Having been much like the young girl who asked this question myself at one time, I also like to take "the book answer" further toward a trajectory of how such questions are answered in Jesus Christ himself.
The girl's presupposition is that both disobedient brothers deserve equal punishment -- the father's wrath for what they have done to him. That is a perfectly true presupposition. I believe we should acknowledge this with her, so as
1 - not to give the impression that we are saying that God is unjust, and
2 - to carefully be sure that she does not view Christianity as promoting antinomianism (rejection of the holiness of God's law and His character).
By recognizing that law-breaking deserves punishment and wrath, she is demonstrating a strong sense of justice and understanding a vital foundation (the bad news) for laying out the truth of the Gospel (the good news).

Where she goes wrong, however, is in thinking that both crimes are not equally punished -- that the crime committed by the brother who receives mercy goes unpunished.

So, here this is the point in which I introduce Jesus Christ. I ask her to consider that there are not merely two brothers, but in fact three brothers. The two who sin greviously and both deserve punishment. Now, the third brother is the true elder brother (thank you Tim Keller, Prodigal God).
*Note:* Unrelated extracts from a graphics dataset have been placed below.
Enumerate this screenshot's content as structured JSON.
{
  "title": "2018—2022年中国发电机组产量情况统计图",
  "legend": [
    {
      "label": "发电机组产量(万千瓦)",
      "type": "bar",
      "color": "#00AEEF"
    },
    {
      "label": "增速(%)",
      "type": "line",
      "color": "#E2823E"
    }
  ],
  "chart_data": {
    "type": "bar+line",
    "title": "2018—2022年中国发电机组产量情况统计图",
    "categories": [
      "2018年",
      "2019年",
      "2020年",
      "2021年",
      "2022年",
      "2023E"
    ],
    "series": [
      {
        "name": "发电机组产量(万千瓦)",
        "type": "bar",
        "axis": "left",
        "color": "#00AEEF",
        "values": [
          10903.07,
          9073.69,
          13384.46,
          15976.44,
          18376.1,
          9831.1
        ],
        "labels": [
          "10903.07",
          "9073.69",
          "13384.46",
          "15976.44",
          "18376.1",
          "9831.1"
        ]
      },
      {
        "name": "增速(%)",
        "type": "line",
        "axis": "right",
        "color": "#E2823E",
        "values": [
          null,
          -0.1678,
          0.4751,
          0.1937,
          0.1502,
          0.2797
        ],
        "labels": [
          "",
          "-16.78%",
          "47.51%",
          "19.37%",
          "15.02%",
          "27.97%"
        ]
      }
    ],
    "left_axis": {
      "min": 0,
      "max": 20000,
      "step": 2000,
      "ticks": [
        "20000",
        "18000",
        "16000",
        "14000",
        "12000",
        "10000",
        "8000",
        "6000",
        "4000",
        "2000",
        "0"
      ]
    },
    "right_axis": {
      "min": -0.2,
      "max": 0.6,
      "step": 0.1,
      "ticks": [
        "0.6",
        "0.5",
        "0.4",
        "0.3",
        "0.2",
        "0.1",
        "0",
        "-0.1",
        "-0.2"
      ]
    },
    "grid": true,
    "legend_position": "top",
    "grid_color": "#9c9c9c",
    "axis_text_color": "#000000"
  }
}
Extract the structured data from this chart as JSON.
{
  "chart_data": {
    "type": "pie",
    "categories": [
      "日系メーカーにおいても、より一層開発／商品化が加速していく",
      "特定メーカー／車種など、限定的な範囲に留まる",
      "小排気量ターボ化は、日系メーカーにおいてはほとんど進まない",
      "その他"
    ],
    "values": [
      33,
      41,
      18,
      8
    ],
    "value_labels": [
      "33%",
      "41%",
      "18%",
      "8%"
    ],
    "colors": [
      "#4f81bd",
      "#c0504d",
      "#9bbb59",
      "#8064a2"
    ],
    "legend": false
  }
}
Jesus is the third brother who has not sinned or done any wrong. He doesn't deserve punishment. He has lived in perfect obedience to His father. He is the true heir and the brother with the entact birthright. Yet, he loves his true younger brother Jacob so much that he steps in and says, I will take his punishment for him.

Thus, the forgiven brother has his sin paid for by Jesus on the cross -- and he is also made co-heir with Christ in the father's kingdom. In the same way, when we we are forgiven by trusting in Christ's death on the cross for our sin against our Heavenly Father, we are made co-heirs with our elder brother Christ in His kingdom.

Not sure what kind of impact it made, but she seemed to be thinking pretty hard about it. Now, we pray.